My web site is devoted to medical and treatment information about this rare cancer. My blog is devoted to sharing what has been the more difficult part of the journey for me, the emotional and spiritual road I've traveled as a rare cancer survivor.

Sunday, February 4, 2007


Being a cancer patient and assuming that identity impacts your thinking in all ways. I'd always been somewhat of a control freak, and I suddenly realized my sense of being control was and always had been an illusion. All of my assumptions about my future had been based on the fact that I would indeed have a future. It seemed that had been a false assumption. My future was not something I controlled, as it turned out.

Immediately on assuming the cancer patient role, I gave control of my life to the cancer. My thoughts and activities were suddenly dictated by the disease. Cancer dictated that I would be in a doctor's office almost every week, cancer dictated that 4 hours of one day a week would be devoted to chemotherapy, cancer dictated that I would be at a hospital pre-registering for lab work (after the wait at preregistration) and having labs drawn (after the wait in the lab) almost weekly. Cancer made the rules, cancer made my schedule, cancer determined my options, cancer determined our budget and my choices, cancer often controlled my thoughts.

I started living one day at a time. I no longer put my faith in tomorrow or next week or next year. They say that is the way we should all live, but in reality,it is a difficult way to live. We live in a very future-oriented culture. I no longer had the ability to make an appoint for dental cleaning 6 months down the road. I could no longer comprehend planning for a future. I couldn't contemplate my kid's graduations, continuing my own education, furthering my career or planning for my retirement. I lived one day at a time, that was all I felt I could control.


Nancy said...

Thank you so much for this website. I also have signet cell cancer of the appendix - seems we are a very select group. Trouble is, the original site had been thought to be the colon (despite totally clean colonoscopies), and only recently has been confirmd to be the appendix. Long story. As a result, your operation was never done, although I am now recuperating from a bowel bypass - the very first symptom at all of this cancer, almost a year afer it was found secondarily on the ovaries. I will be bringing in the research from you site to my next appt - it has been very helpful, although shocking. I completely understand about the control - that has been something very difficul to come to terms with. Another thing - what will I now do with the rest of my short life? How can I stay at work, devote the time I want with my children (who,unlike yours, are grown - 22, 26, 30, 32), yet make the rest of my time realy matter?

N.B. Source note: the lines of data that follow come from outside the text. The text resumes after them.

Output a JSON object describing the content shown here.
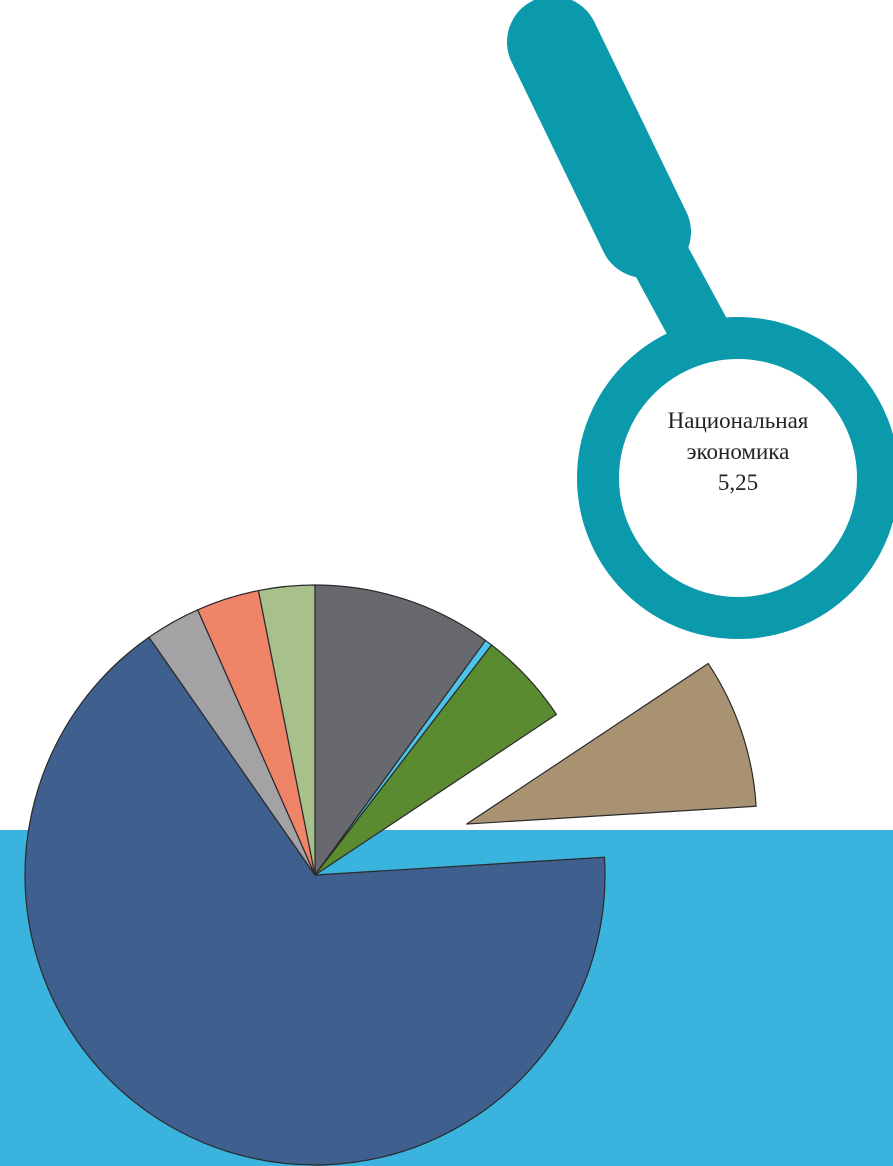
{
  "chart_data": {
    "type": "pie",
    "categories": [
      null,
      null,
      null,
      "Национальная экономика",
      null,
      null,
      null,
      null
    ],
    "values": [
      6.28,
      0.26,
      3.29,
      5.25,
      41.6,
      1.93,
      2.2,
      1.96
    ],
    "value_labels": [
      null,
      null,
      null,
      "5,25",
      null,
      null,
      null,
      null
    ],
    "colors": [
      "#68696e",
      "#4cc4ea",
      "#5b8b30",
      "#a89272",
      "#3f5f8e",
      "#a3a3a6",
      "#ef8468",
      "#a8c18c"
    ]
  }
}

Carolyn Langlie-Lesnik RN BSN said...

Hi Nancy,

I'm so glad my site has been helpful to you. I've heard from many appendix cancer patients, and it is very common for us to be misdiagnosed initially. It's also very common for the specialists to see appendiceal cancer patients only after they have already had at least one major surgery related to their disease.

The loss of control is very difficult, though it makes us realize how much our feelings of control were illusions in the first place, I think. And your "What should I do with the rest of my short life?" is another thought that seems to be common to all of us. I still think that, I am obsessed with living a purposeful life. Our priorities totally change!

Thank you for your comment, and I wish you well. Please feel free to keep in touch.

Take very good care,


Lynne said...

Carolyn - I do not have cancer of the appendix, although I know of two people who do, so I had known that it's a rare cancer. I also have a rare cancer, gallbladder cancer, and I found your website through Sean's Sharing our Days site. I like how he links blogs to different illnesses, and expands our network of connection.

I do face the questions about control and having a terminal diagnosis, and how to live my life that's left. I am 8 months post diagnosis, had a period of being asymptomatic, and now have a recurence in my abdomen where my gallbladder was. As a result, I've started chemo, and entered the world of worrying about side effects. These questions are so big, and living life one day at a time really is a hard thing. I, too, have a blog, and I'm always hoping that other folks who have my rare cancer will find it. My site is Life Changing Cancer at

I appreciate what you are doing in telling your story and providing resources and links for others with your diagnosis

Carolyn Langlie-Lesnik RN BSN said...

Hi Lynne,

I looked at your site "Life Changing Cancer" and also Sean's "Sharing Our Days" blog, both are wonderful sites. I admire you for sharing your journey. I'd heard it once said, and it's true; rare cancers are lonely cancers, you can't commiserate with others with the same disease, though now I do via my web site. At the moment I know lots of people with appendix cancer and no one with breast cancer thanks to the internet community. Have you "met" others with your disease via your blog?

I hope you tolerate chemo well, I did remarkably well with mine, it really didn't alter my life much. They've gotten much better at pre-medicating to prevent or control side effects. I wish you well, and thanks again for your comment.